Plusieurs facteurs expliquent cette augmentation des ventes. Je pense, entre autres, à la demande comprimée. Il faut se rappeler que la croissance typique des ventes au printemps ne s’est pas manifestée en raison de la pandémie de COVID-19. La demande a été fortement refoulée et a en quelque sorte explosé durant l’été.
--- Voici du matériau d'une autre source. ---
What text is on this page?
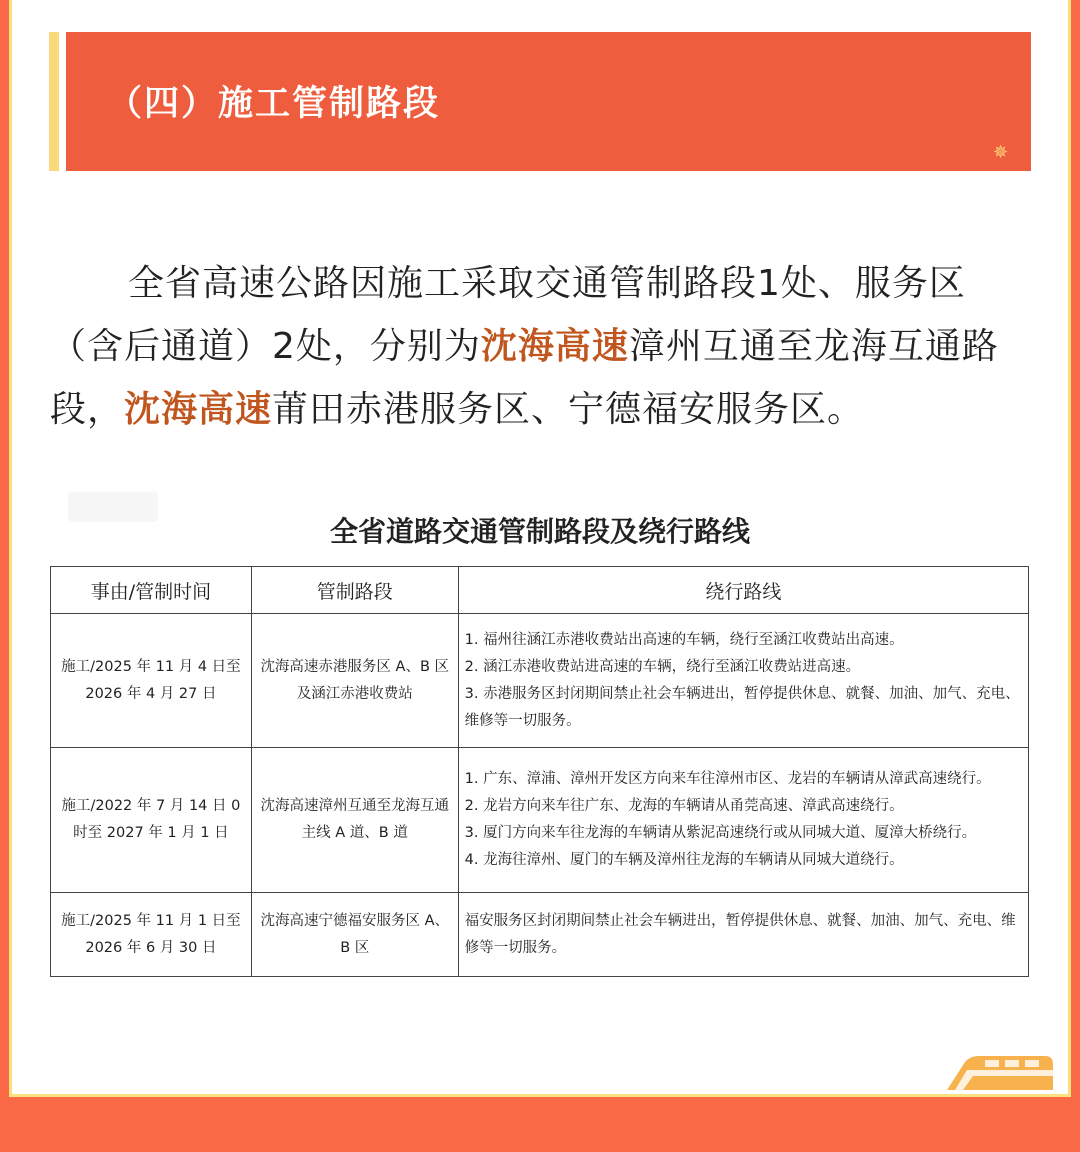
（四）施工管制路段
✵
全省高速公路因施工采取交通管制路段1处、服务区（含后通道）2处，分别为沈海高速漳州互通至龙海互通路段，沈海高速莆田赤港服务区、宁德福安服务区。
全省道路交通管制路段及绕行路线
事由/管制时间	管制路段	绕行路线
施工/2025 年 11 月 4 日至 2026 年 4 月 27 日	沈海高速赤港服务区 A、B 区及涵江赤港收费站	1. 福州往涵江赤港收费站出高速的车辆，绕行至涵江收费站出高速。
2. 涵江赤港收费站进高速的车辆，绕行至涵江收费站进高速。
3. 赤港服务区封闭期间禁止社会车辆进出，暂停提供休息、就餐、加油、加气、充电、维修等一切服务。

施工/2022 年 7 月 14 日 0 时至 2027 年 1 月 1 日	沈海高速漳州互通至龙海互通主线 A 道、B 道	1. 广东、漳浦、漳州开发区方向来车往漳州市区、龙岩的车辆请从漳武高速绕行。
2. 龙岩方向来车往广东、龙海的车辆请从甬莞高速、漳武高速绕行。
3. 厦门方向来车往龙海的车辆请从紫泥高速绕行或从同城大道、厦漳大桥绕行。
4. 龙海往漳州、厦门的车辆及漳州往龙海的车辆请从同城大道绕行。

施工/2025 年 11 月 1 日至 2026 年 6 月 30 日	沈海高速宁德福安服务区 A、B 区	福安服务区封闭期间禁止社会车辆进出，暂停提供休息、就餐、加油、加气、充电、维修等一切服务。
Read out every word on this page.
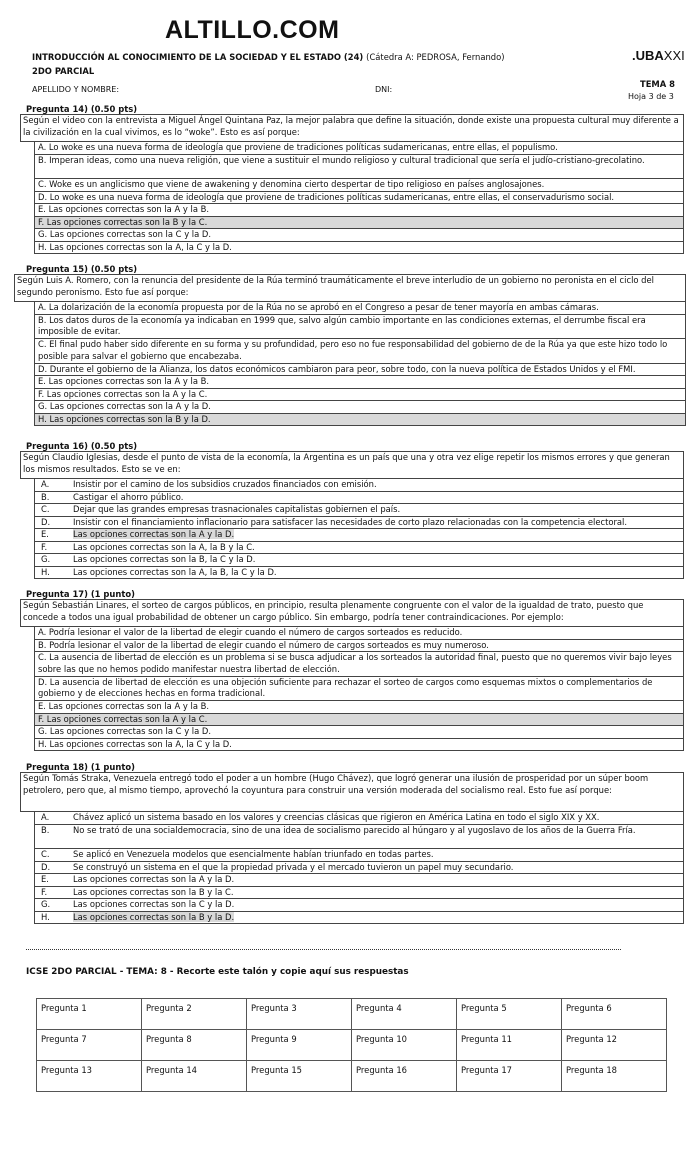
ALTILLO.COM
INTRODUCCIÓN AL CONOCIMIENTO DE LA SOCIEDAD Y EL ESTADO (24) (Cátedra A: PEDROSA, Fernando)
2DO PARCIAL
.UBAXXI
APELLIDO Y NOMBRE:	DNI:
TEMA 8
Hoja 3 de 3
Pregunta 14) (0.50 pts)
Según el video con la entrevista a Miguel Ángel Quintana Paz, la mejor palabra que define la situación, donde existe una propuesta cultural muy diferente a la civilización en la cual vivimos, es lo “woke”. Esto es así porque:
A. Lo woke es una nueva forma de ideología que proviene de tradiciones políticas sudamericanas, entre ellas, el populismo.
B. Imperan ideas, como una nueva religión, que viene a sustituir el mundo religioso y cultural tradicional que sería el judío-cristiano-grecolatino.
C. Woke es un anglicismo que viene de awakening y denomina cierto despertar de tipo religioso en países anglosajones.
D. Lo woke es una nueva forma de ideología que proviene de tradiciones políticas sudamericanas, entre ellas, el conservadurismo social.
E. Las opciones correctas son la A y la B.
F. Las opciones correctas son la B y la C.
G. Las opciones correctas son la C y la D.
H. Las opciones correctas son la A, la C y la D.
Pregunta 15) (0.50 pts)
Según Luis A. Romero, con la renuncia del presidente de la Rúa terminó traumáticamente el breve interludio de un gobierno no peronista en el ciclo del segundo peronismo. Esto fue así porque:
A. La dolarización de la economía propuesta por de la Rúa no se aprobó en el Congreso a pesar de tener mayoría en ambas cámaras.
B. Los datos duros de la economía ya indicaban en 1999 que, salvo algún cambio importante en las condiciones externas, el derrumbe fiscal era imposible de evitar.
C. El final pudo haber sido diferente en su forma y su profundidad, pero eso no fue responsabilidad del gobierno de de la Rúa ya que este hizo todo lo posible para salvar el gobierno que encabezaba.
D. Durante el gobierno de la Alianza, los datos económicos cambiaron para peor, sobre todo, con la nueva política de Estados Unidos y el FMI.
E. Las opciones correctas son la A y la B.
F. Las opciones correctas son la A y la C.
G. Las opciones correctas son la A y la D.
H. Las opciones correctas son la B y la D.
Pregunta 16) (0.50 pts)
Según Claudio Iglesias, desde el punto de vista de la economía, la Argentina es un país que una y otra vez elige repetir los mismos errores y que generan los mismos resultados. Esto se ve en:
A.	Insistir por el camino de los subsidios cruzados financiados con emisión.
B.	Castigar el ahorro público.
C.	Dejar que las grandes empresas trasnacionales capitalistas gobiernen el país.
D.	Insistir con el financiamiento inflacionario para satisfacer las necesidades de corto plazo relacionadas con la competencia electoral.
E.	Las opciones correctas son la A y la D.
F.	Las opciones correctas son la A, la B y la C.
G.	Las opciones correctas son la B, la C y la D.
H.	Las opciones correctas son la A, la B, la C y la D.
Pregunta 17) (1 punto)
Según Sebastián Linares, el sorteo de cargos públicos, en principio, resulta plenamente congruente con el valor de la igualdad de trato, puesto que concede a todos una igual probabilidad de obtener un cargo público. Sin embargo, podría tener contraindicaciones. Por ejemplo:
A. Podría lesionar el valor de la libertad de elegir cuando el número de cargos sorteados es reducido.
B. Podría lesionar el valor de la libertad de elegir cuando el número de cargos sorteados es muy numeroso.
C. La ausencia de libertad de elección es un problema si se busca adjudicar a los sorteados la autoridad final, puesto que no queremos vivir bajo leyes sobre las que no hemos podido manifestar nuestra libertad de elección.
D. La ausencia de libertad de elección es una objeción suficiente para rechazar el sorteo de cargos como esquemas mixtos o complementarios de gobierno y de elecciones hechas en forma tradicional.
E. Las opciones correctas son la A y la B.
F. Las opciones correctas son la A y la C.
G. Las opciones correctas son la C y la D.
H. Las opciones correctas son la A, la C y la D.
Pregunta 18) (1 punto)
Según Tomás Straka, Venezuela entregó todo el poder a un hombre (Hugo Chávez), que logró generar una ilusión de prosperidad por un súper boom petrolero, pero que, al mismo tiempo, aprovechó la coyuntura para construir una versión moderada del socialismo real. Esto fue así porque:
A.	Chávez aplicó un sistema basado en los valores y creencias clásicas que rigieron en América Latina en todo el siglo XIX y XX.
B.	No se trató de una socialdemocracia, sino de una idea de socialismo parecido al húngaro y al yugoslavo de los años de la Guerra Fría.
C.	Se aplicó en Venezuela modelos que esencialmente habían triunfado en todas partes.
D.	Se construyó un sistema en el que la propiedad privada y el mercado tuvieron un papel muy secundario.
E.	Las opciones correctas son la A y la D.
F.	Las opciones correctas son la B y la C.
G.	Las opciones correctas son la C y la D.
H.	Las opciones correctas son la B y la D.
ICSE 2DO PARCIAL - TEMA: 8 - Recorte este talón y copie aquí sus respuestas
Pregunta 1	Pregunta 2	Pregunta 3	Pregunta 4	Pregunta 5	Pregunta 6
Pregunta 7	Pregunta 8	Pregunta 9	Pregunta 10	Pregunta 11	Pregunta 12
Pregunta 13	Pregunta 14	Pregunta 15	Pregunta 16	Pregunta 17	Pregunta 18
Parmi les autres facteurs, on constate que les taux d’intérêt sont carrément anémiques, ce qui dynamise le marché. Par ailleurs, les pertes d’emplois faussent le portrait. On peut invoquer que la pandémie a entraîné des pertes d’emplois records, a gonflé le taux de chômage, etc. Cependant, il faut tenir compte des types d’emplois perdus. Le chômage observé jusqu’à maintenant touche surtout les travailleurs plus jeunes dont le salaire est plus faible. Cette tranche de la population n’est habituellement pas propriétaire de son logement et n’est pas non plus à la recherche d’une maison. Alors, en dépit des pertes d’emplois historiques, la demande sur le marché immobilier n’a pas été tellement affectée.
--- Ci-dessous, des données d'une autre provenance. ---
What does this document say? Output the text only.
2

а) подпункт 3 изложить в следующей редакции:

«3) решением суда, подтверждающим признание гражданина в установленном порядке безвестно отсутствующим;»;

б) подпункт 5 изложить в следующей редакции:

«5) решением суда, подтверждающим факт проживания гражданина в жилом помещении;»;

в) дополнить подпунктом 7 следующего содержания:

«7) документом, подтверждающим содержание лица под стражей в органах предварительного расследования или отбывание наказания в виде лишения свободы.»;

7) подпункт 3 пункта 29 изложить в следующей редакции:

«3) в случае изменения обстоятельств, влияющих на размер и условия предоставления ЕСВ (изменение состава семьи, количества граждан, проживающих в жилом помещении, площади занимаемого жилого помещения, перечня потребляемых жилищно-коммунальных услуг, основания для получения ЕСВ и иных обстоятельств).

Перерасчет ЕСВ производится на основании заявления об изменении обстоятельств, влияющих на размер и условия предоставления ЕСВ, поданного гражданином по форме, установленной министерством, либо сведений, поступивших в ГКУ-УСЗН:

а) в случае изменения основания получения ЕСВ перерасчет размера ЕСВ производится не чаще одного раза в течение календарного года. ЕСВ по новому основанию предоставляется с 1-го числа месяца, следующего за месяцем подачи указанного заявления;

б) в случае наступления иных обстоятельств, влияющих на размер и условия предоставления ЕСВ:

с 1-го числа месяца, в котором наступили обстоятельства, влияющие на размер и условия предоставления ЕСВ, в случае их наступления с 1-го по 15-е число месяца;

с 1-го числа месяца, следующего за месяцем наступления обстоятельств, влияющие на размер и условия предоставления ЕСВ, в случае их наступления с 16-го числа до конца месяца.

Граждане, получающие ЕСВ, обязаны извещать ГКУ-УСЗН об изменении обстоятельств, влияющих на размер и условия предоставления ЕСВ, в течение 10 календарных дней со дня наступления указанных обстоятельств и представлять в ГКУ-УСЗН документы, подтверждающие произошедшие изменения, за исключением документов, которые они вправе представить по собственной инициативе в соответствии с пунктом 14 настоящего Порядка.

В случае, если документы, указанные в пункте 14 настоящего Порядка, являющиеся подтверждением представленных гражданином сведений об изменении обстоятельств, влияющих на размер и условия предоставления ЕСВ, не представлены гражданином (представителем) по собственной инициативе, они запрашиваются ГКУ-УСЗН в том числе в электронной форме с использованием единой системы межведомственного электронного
Parmi les autres facteurs qui entrent en jeu, on observe que l’offre immobilière progresse à peu près au même rythme que la demande. Cet aspect n’est pas à négliger, car pour acheter une maison il faut compter sur des inscriptions. Et, finalement, la période de juillet et août correspond aux vacances, généralement. Mais, en raison de la pandémie, les projets de vacances ont été mis de côté. Les gens en ont profité pour acheter et vendre durant l’été, ce qui est inhabituel. Il y a donc une multitude de facteurs qui expliquent la hausse des ventes actuelle.
Quelle est l’évolution en ce qui concerne le prix des maisons? Observez-vous des tendances?
Le prix des maisons se redresse par rapport aux creux d’avril, à l’amorce de la pandémie. La reprise est assez marquée, d’ailleurs. À tel point, que septembre a constitué un mois record du point de vue de la moyenne canadienne pour le prix des maisons. C’est donc un redressement pas mal rapide. Et ce n’est pas seulement à l’échelle nationale. Il faut savoir que six provinces sur dix enregistrent une hausse d’au moins 10 % du prix des maisons sur douze mois. Et cette croissance d’une année sur l’autre est généralisée. On a dont affaire à un phénomène largement répandu au Canada.
« Quelle est l’explication? », pourriez-vous demander. D’abord, comme je l’ai mentionné, la demande est en hausse et entraîne les ventes. Mais, aussi, les marchés sont très serrés du point de vue de l’offre et de la demande pas mal partout au pays, ce qui stimule les prix. Et, troisièmement, il faut tenir compte du type de propriété achetée. Depuis la pandémie, les ventes de maisons individuelles dépassent celles des copropriétés. En général, les maisons individuelles sont plus coûteuses, ce qui gonfle le prix moyen simplement en raison du type de propriété vendue.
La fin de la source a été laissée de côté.